One person immediately replied, “Nta kibazo.” Everyone laughed and nodded in agreement.
I tried to say it the way he did, with the first word sounding like “na” and the second sounding like “chi-bah-zo.” “What does it mean?” I asked.
“Don’t worry about it,” he said.
It was a phrase I’d heard before, whether in English, “no worries,” or in Swahili, “hakuna matata.”**
As it turns out, even when you don’t have the Dean of Discipline walking into your usability session, not worrying helps when doing research or design of any kind.
Although we certainly do and should care about how things are done and what decisions are made, not everything will go as we expect it to go. If the changed expectation disrupts a participant or creates unreliable results, I do something about it. But if everything is going fine, then nta kibazo.
Many research techniques, however, work against finding where serendipity takes you. Many techniques pursue the goal of asking many people the same questions with the intention of verifying with numbers.
One method to increase repeatability is to read a script aloud to each participant.
In the US, if you read aloud to someone, most will quietly endure it. This is not what happened when I attempted to read questions to a Rwandan teacher trainer.
Each participant would wait a sentence or two before interrupting me. “But, we do not have connectivity,” one said, pointing out that he could not use this website now or in the future he foresaw.
He had a good point, and so did others who interrupted my script reading.
…let your curiosity lead you.
It can be easy to be focused on numbers and reproducibility in a place like the US where it is (comparatively) easy to do such things. By doing research in a place where the culture fought against techniques like reading aloud, I was reminded that genuinely engaging with participants can often reveal more insights than a script that was written before we knew what our participants had to say.
We weren’t looking for numbers; we were looking for real stories from real people. Following our intuition got us the information we needed.
Bringing it back to the US (and similar places)
The approaches described here might make you or your team nervous.
Four years later, I occasionally catch myself questioning whether I should try to be more structured. And yet, if for the right topic with the right participants, easing up on rigor can be exactly what a project needs.
Non-reproducible research can work for two reasons.
- First, the team has to be engaged in the topic. The team that went to Rwanda was dedicated to helping the teacher trainers. We were curious about what they had to say, and we followed our curiosity.
- Second, we watched for biases and were practiced in non-leading techniques. Because we had strong interviewing skills, improvised sessions or tours around campuses and libraries provided qualitative data worth analyzing.

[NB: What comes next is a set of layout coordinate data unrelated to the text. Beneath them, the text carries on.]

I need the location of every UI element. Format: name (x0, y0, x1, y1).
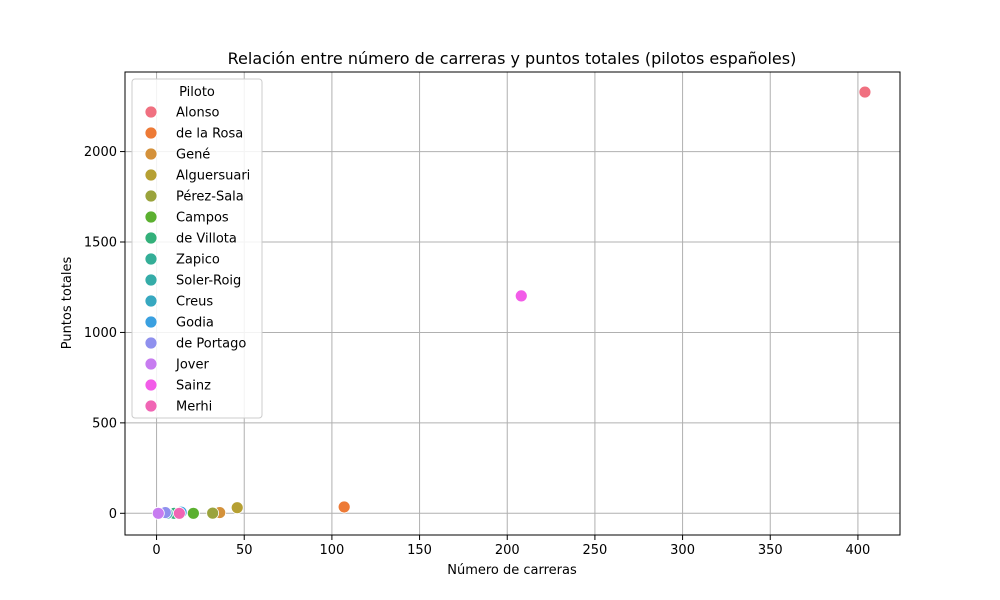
legend-marker (144, 252, 158, 266)
legend-marker (144, 189, 158, 203)
x-tick-label: 300 (670, 543, 695, 558)
x-tick-label: 200 (495, 543, 520, 558)
legend-label: de Villota (176, 232, 237, 247)
legend-marker (144, 168, 158, 182)
legend-marker (144, 210, 158, 224)
legend-marker (144, 399, 158, 413)
legend-label: Creus (176, 295, 213, 310)
y-tick-label: 500 (92, 416, 117, 431)
legend-items: Alonso de la Rosa Gené Alguersuari Pérez-Sal… (144, 105, 250, 415)
legend-label: Zapico (176, 253, 220, 268)
legend-marker (144, 126, 158, 140)
legend: Piloto Alonso de la Rosa Gené Alguersuari Pé… (131, 78, 263, 419)
legend-marker (144, 105, 158, 119)
y-tick-label: 0 (109, 507, 117, 522)
legend-marker (144, 147, 158, 161)
legend-label: Godia (176, 316, 214, 331)
data-point (186, 506, 200, 520)
data-point (230, 501, 244, 515)
legend-marker (144, 357, 158, 371)
y-tick-label: 2000 (84, 145, 117, 160)
x-tick-label: 50 (236, 543, 253, 558)
legend-label: Alguersuari (176, 169, 250, 184)
data-point (206, 506, 220, 520)
chart-title: Relación entre número de carreras y punt… (228, 49, 797, 68)
x-axis-title: Número de carreras (447, 563, 577, 578)
legend-label: Campos (176, 211, 229, 226)
x-tick-label: 150 (407, 543, 432, 558)
data-points (151, 85, 872, 520)
legend-marker (144, 315, 158, 329)
y-axis-title: Puntos totales (60, 257, 75, 350)
legend-label: Jover (175, 358, 209, 373)
data-point (172, 506, 186, 520)
x-tick-label: 100 (319, 543, 344, 558)
x-tick-label: 400 (846, 543, 871, 558)
y-tick-label: 1500 (84, 236, 117, 251)
legend-marker (144, 273, 158, 287)
legend-title: Piloto (179, 85, 215, 100)
legend-label: Alonso (176, 106, 219, 121)
legend-marker (144, 378, 158, 392)
data-point (514, 289, 528, 303)
legend-label: Sainz (176, 379, 211, 394)
x-tick-label: 0 (152, 543, 160, 558)
x-axis: 0 50 100 150 200 250 300 350 400 (152, 535, 870, 558)
x-tick-label: 350 (758, 543, 783, 558)
legend-label: Gené (176, 148, 210, 163)
data-point (151, 506, 165, 520)
legend-label: Pérez-Sala (176, 190, 244, 205)
y-tick-label: 1000 (84, 326, 117, 341)
legend-marker (144, 336, 158, 350)
x-tick-label: 250 (582, 543, 607, 558)
legend-label: de la Rosa (176, 127, 243, 142)
legend-label: Merhi (176, 400, 212, 415)
plot-frame (124, 71, 901, 536)
legend-marker (144, 294, 158, 308)
legend-label: de Portago (176, 337, 246, 352)
data-point (337, 500, 351, 514)
y-axis: 0 500 1000 1500 2000 (84, 145, 125, 522)
legend-marker (144, 231, 158, 245)
data-point (858, 85, 872, 99)
legend-box (131, 78, 263, 419)
legend-label: Soler-Roig (176, 274, 241, 289)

If you’re able to bring both of these aspects to a research project, a less structured research plan—with a flexible schedule, on-the-spot recruiting, informal environment, and natural conversations—can work for you, too.
I hope you try it out and let me know what you find!
* To look up these words and more, check out this Kinyarwanda phrase book.
** Which, as it turns out, was not coined by a certain warthog and meerkat.